How Woman Can Close the Pay Raise Negotiation Gap, and More – Chicago News
Let’s explore some of the most interesting stories that have emerged from Chicago business schools this week.
Are You Willing to Stretch the Truth While Negotiating? – Kellogg Insight
Research trends have found that men are more willing to lower personal ethical standards during negotiations than women when it comes to pay raise negotiation.
However, a new study from Northwestern University Kellogg School of Management‘s Maryam Kouchaki, Assistant Professor of Management and Organizations, finds that there’s a situation that throws a wrench in the works: “when women negotiate on behalf of others.”
Kouchaki and her UC Berkeley co-author Laura Kray write:
“A woman who is negotiating on behalf of someone else will lie at roughly the same rate as her male counterpart. But, if she is negotiating on her own behalf, she is much less likely to deceive.
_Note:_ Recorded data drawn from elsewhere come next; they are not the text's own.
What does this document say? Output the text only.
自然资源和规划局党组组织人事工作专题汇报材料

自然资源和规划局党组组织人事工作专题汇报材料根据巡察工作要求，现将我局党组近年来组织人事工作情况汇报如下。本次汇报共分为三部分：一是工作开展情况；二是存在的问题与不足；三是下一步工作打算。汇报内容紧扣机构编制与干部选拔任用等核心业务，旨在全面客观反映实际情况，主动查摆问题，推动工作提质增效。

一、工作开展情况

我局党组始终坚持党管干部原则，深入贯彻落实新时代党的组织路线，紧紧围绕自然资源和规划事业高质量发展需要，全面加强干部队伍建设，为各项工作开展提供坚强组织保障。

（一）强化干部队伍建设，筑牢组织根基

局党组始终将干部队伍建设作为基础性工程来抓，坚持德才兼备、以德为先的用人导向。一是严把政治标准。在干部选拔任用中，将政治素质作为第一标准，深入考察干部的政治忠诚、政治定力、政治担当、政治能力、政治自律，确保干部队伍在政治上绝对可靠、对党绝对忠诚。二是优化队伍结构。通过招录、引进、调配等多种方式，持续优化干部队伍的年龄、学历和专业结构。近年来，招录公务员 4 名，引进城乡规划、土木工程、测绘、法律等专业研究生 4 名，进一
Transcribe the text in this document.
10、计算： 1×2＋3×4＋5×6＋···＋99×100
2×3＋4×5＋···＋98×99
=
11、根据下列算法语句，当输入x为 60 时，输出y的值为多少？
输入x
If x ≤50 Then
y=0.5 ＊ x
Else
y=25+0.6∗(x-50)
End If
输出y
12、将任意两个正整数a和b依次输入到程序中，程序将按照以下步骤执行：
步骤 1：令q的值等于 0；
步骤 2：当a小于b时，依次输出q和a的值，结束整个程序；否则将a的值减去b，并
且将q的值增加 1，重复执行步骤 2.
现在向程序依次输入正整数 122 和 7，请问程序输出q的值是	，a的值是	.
Women in advocacy roles [get] as much done as men.”
You can read more about Kouchaki’s pay raise negotiation research here.
Will EU Migrants Pay Their Fair Share of Taxes? – Chicago Booth News
The Chicago Booth Initiative on Global Markets surveyed its European Economic Experts Panel, which is comprised of “50 economists and top researchers,” about whether recent European migrants are likely to “contribute more in taxes paid than they receive in benefits and public services.”
LSE’s Daniel Sturm writes, “Being younger and typically better educated, their [the migrants’] fiscal contribution tends to be positive as suggested by recent research for the U.K.”
Goethe University Frankfurt’s Jan Pieter Krahnen agrees:
“As [the] employment rate among migrants goes up over time, and much of taxation is indirect anyway, chances are that the statement comes true.”
Director of the European IGM Panel Christian Leuz is less optimistic. “[It is] too early to tell. Labor market outcomes are often worse for [a] long time. Demographics are [a] plus. Much depends on fast integration into [the] labor market.”
You can read more from the panel’s discussion here.
Faculty and Students Team Up with Northern Illinois Food Bank – Quinlan School of Business News
Loyola University Quinlan School of Business’ Urban Social Benefit Incubator teamed up with the Northern Illinois Food Bank to develop a “new system for serving its families” to replace the precarious first-come, first-served process it currently employs.
Quinlan is proposing “an online ordering system that allows for pick-up at strategic locations in the community, such as a grocery store.”
Harry Haney, Associate Director of Quinlan’s Supply and Value Chain Center, who is helping spearhead the initiative, writes:
“It’s important to us to serve nonprofits and social enterprises to help make a difference in the community. Plus, our students are learning the real-world side of business and gaining additional educational exposure.”